Petri dishes containing various organisms Edyta has explored.

How would you explain fungal genetics to somebody with no experience in biology?

Every organism, including fungi, contains genetic code, which is a template for every aspect of the organism’s life. A fungal geneticist can decipher that code, see what part of the template corresponds to what function. They can also compare it to other similar organisms and find similarities and differences. Then, they go on to see if they can modify the genetic code to alter the function of the organism.

Like many scientists, I started in academia, but the type of work I do evolved as I moved into the industry. When I was in academia, a fungal geneticist was somebody who analyzed genetic networks using fungi as model organisms. As I switched to the industry, my job became more about the functional use of genetics, not just to study and observe and modify to look for some effect. I can now engineer the fungus to delete a gene (if you don’t want the product of that gene), or redirect a pathway, or introduce a gene (if you want the fungus to produce another product). So, I would say that now I am more of a fungal genetic engineer.”

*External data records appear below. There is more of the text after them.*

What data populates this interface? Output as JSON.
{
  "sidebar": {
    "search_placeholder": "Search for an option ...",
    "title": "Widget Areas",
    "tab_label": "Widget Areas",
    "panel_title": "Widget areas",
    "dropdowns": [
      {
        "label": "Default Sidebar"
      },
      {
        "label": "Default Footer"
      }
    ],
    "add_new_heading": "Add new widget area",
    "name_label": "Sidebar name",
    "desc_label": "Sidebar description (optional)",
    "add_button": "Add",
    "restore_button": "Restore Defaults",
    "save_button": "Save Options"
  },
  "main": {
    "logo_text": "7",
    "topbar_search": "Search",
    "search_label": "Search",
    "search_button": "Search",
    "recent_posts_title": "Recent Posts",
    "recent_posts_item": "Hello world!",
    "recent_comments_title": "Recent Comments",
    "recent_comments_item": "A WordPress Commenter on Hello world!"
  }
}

What made you want to join Bolt?

“I’ve heard about Bolt before because of its spider silk, and that it was starting to work on Mylo™. I always wanted to see and feel the new Mylo™ material. When I touched it, it felt so good. The challenge of making something tangible that was so appealing to me. Normally companies make a chemical or something that you purify away from the fungus, and at Bolt I got to actually touch and work with the organism. It was also the challenge of working on a fungus versus bacteria or yeast. A fungus is always a challenge – it has a character and it stands up to you.”